Bats are animals that belong to the order Chiroptera and class Mammalia. Bats also are the sole mammals capable of true/powered flight. Their forelimbs are modified into wings, with membranes stretching across each spread-out digit.
One of the foremost distinguishing features of bats is their ability to echolocate – a process where a sound is employed to work out the situation of objects in an environment. Interestingly, bats are not the only animals that can use echolocation – dolphins and whales use it as well. Even several birds like the nocturnal Oilbird and Swiftlets are known to use echolocation.
Bat Habitat, Diet and Ecology
Bats are present on almost every continent except Antarctica. Most bats are insectivores, while some are nectarivores or frugivores. However, some species feed exclusively on blood – like the vampire bats. From an ecological perspective, bats are quite important as they facilitate pollination as well as seed dispersal. Many plants in tropical areas are entirely hooked into bats for these processes. Bats also are beneficial for humans as they control insect pests. Their excrement is additionally very effective as a fertilizer.
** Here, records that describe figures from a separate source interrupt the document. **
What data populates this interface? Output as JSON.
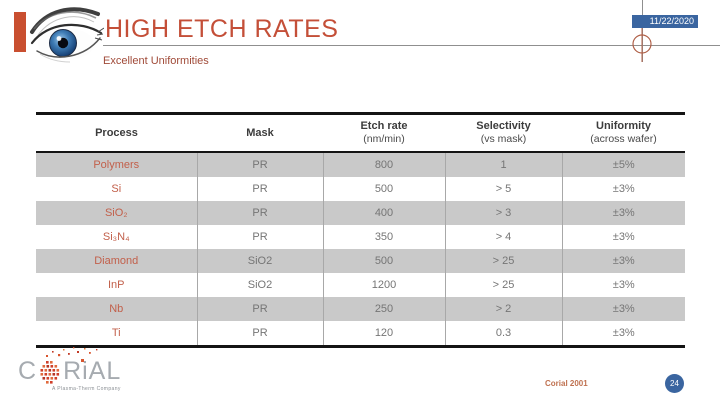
{
  "slide": {
    "title": "HIGH ETCH RATES",
    "subtitle": "Excellent Uniformities",
    "date": "11/22/2020",
    "footer_credit": "Corial 2001",
    "page_number": "24"
  },
  "logo": {
    "letter_c": "C",
    "letters_rial": "RiAL",
    "tagline": "A Plasma-Therm Company"
  },
  "colors": {
    "accent_orange": "#c44f38",
    "slide_blue": "#3a65a0",
    "table_row_gray": "#c9c9c9",
    "process_text_orange": "#c2604b"
  },
  "table": {
    "columns": [
      {
        "label": "Process",
        "sub": ""
      },
      {
        "label": "Mask",
        "sub": ""
      },
      {
        "label": "Etch rate",
        "sub": "(nm/min)"
      },
      {
        "label": "Selectivity",
        "sub": "(vs mask)"
      },
      {
        "label": "Uniformity",
        "sub": "(across wafer)"
      }
    ],
    "rows": [
      {
        "process": "Polymers",
        "mask": "PR",
        "etch_rate": "800",
        "selectivity": "1",
        "uniformity": "±5%"
      },
      {
        "process": "Si",
        "mask": "PR",
        "etch_rate": "500",
        "selectivity": "> 5",
        "uniformity": "±3%"
      },
      {
        "process": "SiO₂",
        "mask": "PR",
        "etch_rate": "400",
        "selectivity": "> 3",
        "uniformity": "±3%"
      },
      {
        "process": "Si₃N₄",
        "mask": "PR",
        "etch_rate": "350",
        "selectivity": "> 4",
        "uniformity": "±3%"
      },
      {
        "process": "Diamond",
        "mask": "SiO2",
        "etch_rate": "500",
        "selectivity": "> 25",
        "uniformity": "±3%"
      },
      {
        "process": "InP",
        "mask": "SiO2",
        "etch_rate": "1200",
        "selectivity": "> 25",
        "uniformity": "±3%"
      },
      {
        "process": "Nb",
        "mask": "PR",
        "etch_rate": "250",
        "selectivity": "> 2",
        "uniformity": "±3%"
      },
      {
        "process": "Ti",
        "mask": "PR",
        "etch_rate": "120",
        "selectivity": "0.3",
        "uniformity": "±3%"
      }
    ]
  }
}
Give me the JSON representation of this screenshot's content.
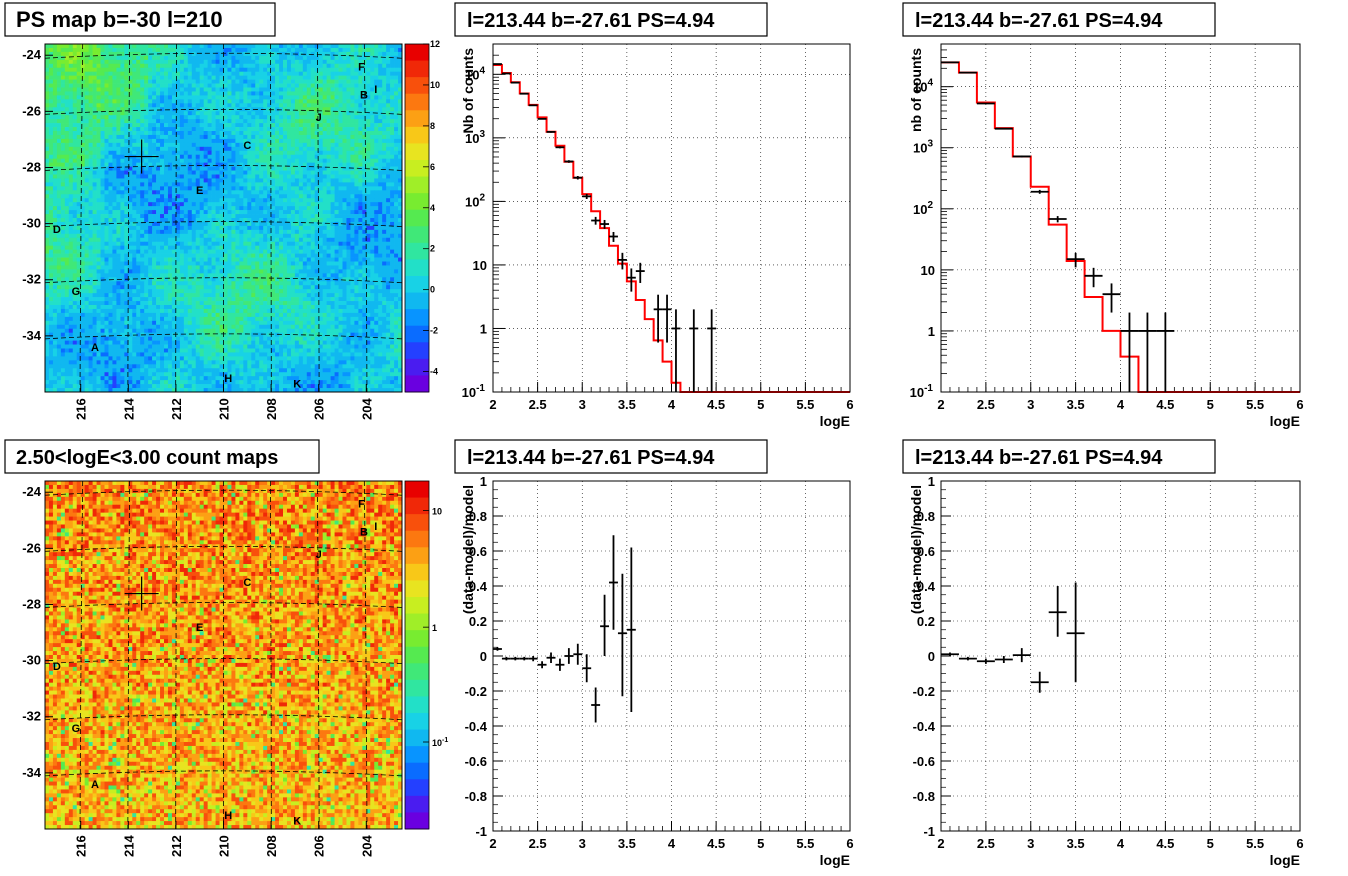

However, bats also carry a host of diseases and can be a cause for concern in populated areas.
Facts about Bats
Bats can live more than 30 years and can fly at speeds of up to 60 mph.
Bats can find their food in total darkness.
Some bats hibernate in caves through the cold winter months and can survive freezing temperatures, even after being encased in ice.
Bats can eat up to 1,200 mosquitoes an hour.
Most bats have only one pup a year making them extremely vulnerable to extinction.
The world's largest bat is the Flying Fox.
Flying Fox can be found in the islands of the South Pacific.